Maksymilian Malinowski, actually Maksymilian Miłguj (born 23 June 1860 in Ciechocin, died 18 March 1948 in Warsaw) was a Polish activist of the peasant movement in Poland, propagator of cooperatives, teacher and publicist in the Second Polish Republic, a poseł and senator. His son, Edmund Malinowski, was a known botanist.

== Biography ==
Maksymilian Malinowski graduated a teacher's seminarium in Wymyślin in 1879. He worked as a teacher in 1880 in Kamienica, and between 1881 and 1886 in Dobrzyń nad Wisłą. Next he settled in Warsaw and became a publicist. From 1887 to 1906 he was an editor and publisher of „Zorza”. Between 1900 and 1906 he was an activist for the National League. In 1906 he allied with the Progressive-Democratic Union and joined the Young People's Poland Union.
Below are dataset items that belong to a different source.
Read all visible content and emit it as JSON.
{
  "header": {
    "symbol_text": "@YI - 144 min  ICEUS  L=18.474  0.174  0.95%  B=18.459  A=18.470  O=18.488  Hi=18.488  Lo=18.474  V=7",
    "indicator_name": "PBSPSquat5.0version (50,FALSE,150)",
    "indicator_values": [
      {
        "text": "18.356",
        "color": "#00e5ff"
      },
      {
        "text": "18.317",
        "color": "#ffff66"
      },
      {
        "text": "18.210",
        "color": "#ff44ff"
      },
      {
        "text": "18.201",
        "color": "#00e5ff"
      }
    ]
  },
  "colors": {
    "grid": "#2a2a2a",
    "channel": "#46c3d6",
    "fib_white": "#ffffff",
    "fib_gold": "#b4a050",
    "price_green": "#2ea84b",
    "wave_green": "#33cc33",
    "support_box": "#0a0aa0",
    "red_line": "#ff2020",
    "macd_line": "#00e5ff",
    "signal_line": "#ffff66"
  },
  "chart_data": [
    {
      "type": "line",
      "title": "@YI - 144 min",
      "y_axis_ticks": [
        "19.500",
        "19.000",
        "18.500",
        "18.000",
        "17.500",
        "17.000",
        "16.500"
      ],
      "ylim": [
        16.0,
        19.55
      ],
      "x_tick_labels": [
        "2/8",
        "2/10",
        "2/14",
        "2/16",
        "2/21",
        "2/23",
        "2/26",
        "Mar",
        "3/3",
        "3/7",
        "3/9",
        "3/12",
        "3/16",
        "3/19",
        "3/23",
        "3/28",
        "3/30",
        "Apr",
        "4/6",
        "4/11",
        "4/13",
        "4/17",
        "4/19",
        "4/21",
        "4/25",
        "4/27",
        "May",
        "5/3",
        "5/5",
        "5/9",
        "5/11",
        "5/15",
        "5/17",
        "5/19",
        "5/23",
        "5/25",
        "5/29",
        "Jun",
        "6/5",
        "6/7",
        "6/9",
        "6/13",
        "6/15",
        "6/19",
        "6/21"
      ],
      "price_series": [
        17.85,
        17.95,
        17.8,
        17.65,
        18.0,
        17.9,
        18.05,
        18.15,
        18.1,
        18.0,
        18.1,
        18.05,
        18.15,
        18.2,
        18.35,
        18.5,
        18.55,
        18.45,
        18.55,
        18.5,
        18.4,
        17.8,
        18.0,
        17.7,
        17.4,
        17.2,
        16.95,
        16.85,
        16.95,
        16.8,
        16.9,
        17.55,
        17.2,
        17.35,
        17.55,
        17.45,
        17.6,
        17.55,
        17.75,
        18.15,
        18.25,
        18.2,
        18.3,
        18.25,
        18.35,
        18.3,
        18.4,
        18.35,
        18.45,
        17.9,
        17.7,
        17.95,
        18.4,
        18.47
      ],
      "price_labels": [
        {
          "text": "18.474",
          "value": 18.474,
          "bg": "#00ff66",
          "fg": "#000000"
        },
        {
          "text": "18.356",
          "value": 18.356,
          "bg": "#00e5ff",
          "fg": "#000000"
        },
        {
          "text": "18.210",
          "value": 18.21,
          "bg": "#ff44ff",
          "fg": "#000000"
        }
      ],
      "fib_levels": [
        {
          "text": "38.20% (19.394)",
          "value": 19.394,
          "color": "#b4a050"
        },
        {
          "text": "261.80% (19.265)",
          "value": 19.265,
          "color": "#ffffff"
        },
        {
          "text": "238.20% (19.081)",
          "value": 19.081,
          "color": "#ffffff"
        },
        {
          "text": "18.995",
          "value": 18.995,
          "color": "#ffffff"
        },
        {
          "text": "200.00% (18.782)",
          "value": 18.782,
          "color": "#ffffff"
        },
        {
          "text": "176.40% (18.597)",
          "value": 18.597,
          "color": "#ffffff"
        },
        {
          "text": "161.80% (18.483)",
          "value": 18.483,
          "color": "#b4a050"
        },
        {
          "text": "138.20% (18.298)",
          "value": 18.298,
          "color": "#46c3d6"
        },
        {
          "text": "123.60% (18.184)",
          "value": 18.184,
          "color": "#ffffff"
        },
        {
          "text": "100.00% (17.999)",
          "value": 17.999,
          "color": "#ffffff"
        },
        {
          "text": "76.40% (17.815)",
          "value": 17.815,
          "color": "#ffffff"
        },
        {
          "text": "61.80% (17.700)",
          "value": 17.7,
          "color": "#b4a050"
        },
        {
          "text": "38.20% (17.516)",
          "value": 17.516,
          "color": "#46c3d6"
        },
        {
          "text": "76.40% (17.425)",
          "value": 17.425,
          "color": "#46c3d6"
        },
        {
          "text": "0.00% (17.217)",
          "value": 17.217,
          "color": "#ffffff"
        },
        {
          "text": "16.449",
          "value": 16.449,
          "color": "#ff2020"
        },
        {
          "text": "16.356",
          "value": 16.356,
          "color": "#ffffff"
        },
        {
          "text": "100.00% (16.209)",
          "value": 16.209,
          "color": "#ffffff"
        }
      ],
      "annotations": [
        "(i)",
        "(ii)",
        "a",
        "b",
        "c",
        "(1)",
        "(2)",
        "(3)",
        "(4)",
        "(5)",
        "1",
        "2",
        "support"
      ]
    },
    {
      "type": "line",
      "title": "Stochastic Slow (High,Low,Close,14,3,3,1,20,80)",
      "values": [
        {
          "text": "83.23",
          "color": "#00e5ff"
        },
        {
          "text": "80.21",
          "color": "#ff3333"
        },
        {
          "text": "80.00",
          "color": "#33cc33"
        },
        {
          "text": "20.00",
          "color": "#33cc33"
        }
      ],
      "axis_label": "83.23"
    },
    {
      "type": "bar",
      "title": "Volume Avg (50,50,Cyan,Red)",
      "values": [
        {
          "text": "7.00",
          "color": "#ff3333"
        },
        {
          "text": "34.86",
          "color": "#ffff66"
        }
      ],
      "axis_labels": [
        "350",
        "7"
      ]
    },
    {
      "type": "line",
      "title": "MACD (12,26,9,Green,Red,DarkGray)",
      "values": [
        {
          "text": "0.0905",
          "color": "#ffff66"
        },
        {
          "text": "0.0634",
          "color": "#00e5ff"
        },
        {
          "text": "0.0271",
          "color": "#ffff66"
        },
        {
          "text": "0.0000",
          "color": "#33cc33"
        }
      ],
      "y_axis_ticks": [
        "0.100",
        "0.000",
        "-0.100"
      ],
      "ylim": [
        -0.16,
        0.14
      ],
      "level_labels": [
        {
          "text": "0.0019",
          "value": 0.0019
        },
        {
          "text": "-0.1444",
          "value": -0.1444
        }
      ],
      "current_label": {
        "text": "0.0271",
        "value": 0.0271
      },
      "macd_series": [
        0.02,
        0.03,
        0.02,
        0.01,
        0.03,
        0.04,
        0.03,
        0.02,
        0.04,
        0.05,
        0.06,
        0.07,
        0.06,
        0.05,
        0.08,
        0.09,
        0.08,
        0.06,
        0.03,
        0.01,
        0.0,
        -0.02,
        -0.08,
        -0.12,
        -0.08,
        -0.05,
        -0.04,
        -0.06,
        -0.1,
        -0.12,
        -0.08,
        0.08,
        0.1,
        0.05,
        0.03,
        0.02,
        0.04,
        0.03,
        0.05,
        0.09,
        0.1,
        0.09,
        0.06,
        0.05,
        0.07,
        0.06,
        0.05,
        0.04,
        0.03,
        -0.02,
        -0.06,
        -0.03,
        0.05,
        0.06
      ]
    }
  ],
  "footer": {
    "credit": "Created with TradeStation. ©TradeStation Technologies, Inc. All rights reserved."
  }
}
From 1918 he participated in the Polish People's Party „Wyzwolenie”, in 1925 he became its chairman. Between 1922 and 1935 he was a poseł for the Sejm, and between 1935 and 1938 a senator. Between 1931 and 1935 he was a leading member of the People's Party, which he left in 1935 to support the Sanation regime.

In 1938 he was awarded the Cross of Independence.

== Private life ==
He was the son of Stanisław and Maria Miłguj. He had a wife, Teodora, and children: Edmund, Wiesław, Tadeusz i Sabina.